TBMM Genel Kurulunda bütçe görüşmeleri devam ediyor. Hükümet adına Başbakan Yardımcısı Mehmet Şimşek ve Adalet Bakanı Bekir Bozdağ konuştu. Şimşek, bütçelerini halkın talebine göre belirlediklerini belirterek, mali disiplinden taviz vermediklerini söyledi. Şimşek, kamu yatırımlarındaki artışa dikkat çekerek, “2017 yılı bütçemiz yatırım bütçesidir. Geçen yıla göre yatırımlara ayrılan ödenekleri enflasyondan üç kat fazla arttırıyoruz. Böylece yatırımlarımız reel olarak artıyor, Türkiye ekonomisine can katıyoruz. Biliyorsunuz ki daha çok yatırım daha çok üretim demek, daha çok üretim demek daha çok istihdam demek. İnsan kaynağının en önemli sermayemiz olduğu bilinciyle yine en büyük payı eğitime ayırdık. 2017 yılında bütçemizin yaklaşık beşte birini eğitime ayırıyoruz. Böylece merkezi yönetim bütçesinden eğitime ayırdığımız kaynağı, milli gelirin bir oranı olarak OECD ortalamalarına çıkarmış oluyoruz. Sağlığa ayırdığımız bütçeyi arttırıyoruz, 111 milyara yükseltiyoruz.

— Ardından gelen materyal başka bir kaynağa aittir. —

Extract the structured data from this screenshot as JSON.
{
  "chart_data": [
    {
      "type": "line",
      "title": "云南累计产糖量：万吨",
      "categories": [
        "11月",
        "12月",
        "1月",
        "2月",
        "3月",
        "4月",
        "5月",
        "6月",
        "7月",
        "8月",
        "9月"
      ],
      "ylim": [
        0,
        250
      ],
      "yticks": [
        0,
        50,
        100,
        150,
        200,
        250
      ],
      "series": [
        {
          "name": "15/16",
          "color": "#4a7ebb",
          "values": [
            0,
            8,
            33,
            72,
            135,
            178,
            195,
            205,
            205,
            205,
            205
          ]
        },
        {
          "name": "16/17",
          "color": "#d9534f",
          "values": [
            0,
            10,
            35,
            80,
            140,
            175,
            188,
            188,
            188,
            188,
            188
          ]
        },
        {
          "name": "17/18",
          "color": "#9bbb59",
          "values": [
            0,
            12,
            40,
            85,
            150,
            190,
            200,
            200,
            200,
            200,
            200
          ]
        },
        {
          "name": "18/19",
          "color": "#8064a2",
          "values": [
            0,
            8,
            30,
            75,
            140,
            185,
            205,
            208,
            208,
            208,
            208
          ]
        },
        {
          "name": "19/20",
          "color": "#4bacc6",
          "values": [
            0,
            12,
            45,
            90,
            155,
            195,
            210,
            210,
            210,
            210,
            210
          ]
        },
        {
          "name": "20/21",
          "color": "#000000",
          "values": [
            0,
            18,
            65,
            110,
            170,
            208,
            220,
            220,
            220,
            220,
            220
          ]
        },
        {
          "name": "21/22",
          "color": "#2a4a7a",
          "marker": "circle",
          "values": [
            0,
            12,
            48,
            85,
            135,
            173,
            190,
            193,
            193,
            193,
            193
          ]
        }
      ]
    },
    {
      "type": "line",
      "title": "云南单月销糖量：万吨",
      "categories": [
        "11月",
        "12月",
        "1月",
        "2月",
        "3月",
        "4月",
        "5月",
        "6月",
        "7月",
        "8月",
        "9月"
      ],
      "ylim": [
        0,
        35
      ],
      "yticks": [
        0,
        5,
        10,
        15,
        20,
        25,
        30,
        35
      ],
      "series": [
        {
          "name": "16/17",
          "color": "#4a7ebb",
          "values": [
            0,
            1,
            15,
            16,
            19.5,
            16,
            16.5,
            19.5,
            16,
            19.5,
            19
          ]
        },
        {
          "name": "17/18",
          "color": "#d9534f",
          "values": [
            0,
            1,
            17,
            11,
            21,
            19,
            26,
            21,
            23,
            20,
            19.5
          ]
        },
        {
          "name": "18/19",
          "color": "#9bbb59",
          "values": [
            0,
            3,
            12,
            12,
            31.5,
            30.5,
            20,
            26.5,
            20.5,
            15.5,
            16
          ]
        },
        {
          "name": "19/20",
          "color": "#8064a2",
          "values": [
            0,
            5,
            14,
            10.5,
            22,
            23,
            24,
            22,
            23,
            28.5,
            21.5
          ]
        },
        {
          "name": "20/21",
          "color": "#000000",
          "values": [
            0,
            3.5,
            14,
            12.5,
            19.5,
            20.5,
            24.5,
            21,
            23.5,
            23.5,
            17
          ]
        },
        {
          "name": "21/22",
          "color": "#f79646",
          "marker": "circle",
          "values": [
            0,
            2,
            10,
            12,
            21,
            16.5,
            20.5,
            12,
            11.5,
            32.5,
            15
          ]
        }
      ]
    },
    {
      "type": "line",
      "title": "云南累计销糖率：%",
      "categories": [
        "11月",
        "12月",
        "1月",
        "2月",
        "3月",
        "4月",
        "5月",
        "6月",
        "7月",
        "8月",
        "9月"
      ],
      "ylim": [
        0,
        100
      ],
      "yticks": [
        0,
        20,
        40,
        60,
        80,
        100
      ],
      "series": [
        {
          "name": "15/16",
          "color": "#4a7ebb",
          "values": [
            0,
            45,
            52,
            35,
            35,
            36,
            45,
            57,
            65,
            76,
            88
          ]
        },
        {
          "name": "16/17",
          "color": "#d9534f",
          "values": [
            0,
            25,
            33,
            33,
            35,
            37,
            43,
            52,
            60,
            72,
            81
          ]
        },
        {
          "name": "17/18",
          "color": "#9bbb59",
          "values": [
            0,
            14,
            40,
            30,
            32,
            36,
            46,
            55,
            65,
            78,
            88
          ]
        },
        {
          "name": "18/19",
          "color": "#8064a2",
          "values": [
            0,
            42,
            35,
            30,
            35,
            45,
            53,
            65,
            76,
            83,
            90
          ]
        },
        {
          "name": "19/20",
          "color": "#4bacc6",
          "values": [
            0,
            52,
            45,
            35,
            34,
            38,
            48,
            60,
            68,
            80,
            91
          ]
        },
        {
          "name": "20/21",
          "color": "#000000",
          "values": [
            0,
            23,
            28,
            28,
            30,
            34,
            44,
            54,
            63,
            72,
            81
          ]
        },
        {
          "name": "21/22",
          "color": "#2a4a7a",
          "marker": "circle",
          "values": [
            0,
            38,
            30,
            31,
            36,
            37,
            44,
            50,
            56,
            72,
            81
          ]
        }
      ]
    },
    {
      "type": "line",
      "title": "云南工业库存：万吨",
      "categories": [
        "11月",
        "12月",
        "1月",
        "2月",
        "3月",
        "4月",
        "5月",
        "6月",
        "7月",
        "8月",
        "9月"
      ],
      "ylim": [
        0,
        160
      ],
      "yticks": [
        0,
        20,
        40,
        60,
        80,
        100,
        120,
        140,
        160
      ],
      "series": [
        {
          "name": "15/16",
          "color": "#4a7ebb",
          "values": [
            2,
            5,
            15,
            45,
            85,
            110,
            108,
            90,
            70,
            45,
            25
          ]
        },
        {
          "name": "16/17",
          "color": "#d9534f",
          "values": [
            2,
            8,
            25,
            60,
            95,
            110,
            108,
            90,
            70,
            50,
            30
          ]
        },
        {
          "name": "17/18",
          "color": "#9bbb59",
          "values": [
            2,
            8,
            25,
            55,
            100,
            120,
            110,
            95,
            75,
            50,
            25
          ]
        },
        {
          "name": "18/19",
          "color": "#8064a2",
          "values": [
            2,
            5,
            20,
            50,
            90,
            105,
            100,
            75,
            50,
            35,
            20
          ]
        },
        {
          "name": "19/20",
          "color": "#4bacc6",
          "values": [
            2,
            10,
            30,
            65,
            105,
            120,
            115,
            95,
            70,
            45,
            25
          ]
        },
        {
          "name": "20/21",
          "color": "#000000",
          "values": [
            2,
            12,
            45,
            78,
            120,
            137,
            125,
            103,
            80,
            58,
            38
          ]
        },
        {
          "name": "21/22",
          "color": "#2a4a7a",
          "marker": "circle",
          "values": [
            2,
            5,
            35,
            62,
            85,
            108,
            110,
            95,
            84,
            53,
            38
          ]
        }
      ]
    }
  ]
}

Böylece bütçemizin üçte birinden fazlasını eğitim ve sağlığa ayırmış oluyoruz. İnsan merkezli bütçe böyle olur” ifadelerini kullandı.

2017 bütçesinin kamu yatırımları ve reel ekonomiye sağlayacağı imkan ve desteklerle üretimi, ihracatı ve istihdamı arttırmayı amaçladığını söyleyen Şimşek, “14 yıldır faiz ödemelerine ayrılan kaynağı sürekli şekilde aşağı çektik. Topladığımız vergileri faiz ödemelerinde kullanmak yerine milletimizin hizmetine sunduk. 2002 yılında bütçe giderlerinin yüzde 43'ü faiz harcamalarına gidiyordu. 2017 yılında bu oran yüzde 9'un altına inecek. Eskiden her 100 liralık verginin 86 lirası faize giderken, 2017 yılında sadece 11 lirası faiz harcamalarına gitmiş olacak. Kalan kısmını eğitime, sağlığa, yatırıma, tarıma, sosyal yardıma, kısaca halkımızın refahına harcıyoruz. Bütçe disiplini sayesinde bir yandan insanımıza daha fazla hizmet götürürken, bir yandan da kamu borcunu endişe kaynağı olmaktan çıkarttık. Avrupa Birliği tanımlı borç stokunun milli gelire oranı bu yılın sonunda muhtemelen yüzde 32.8'e düşmüş olacak. Bu oran OECD ortalamalarının üçte birinden az, Maastricht Kriterleri’nin yarısı kadardır. Hatta bu konuda Avrupa Birliği 25 ülkesinden daha iyiyiz” dedi.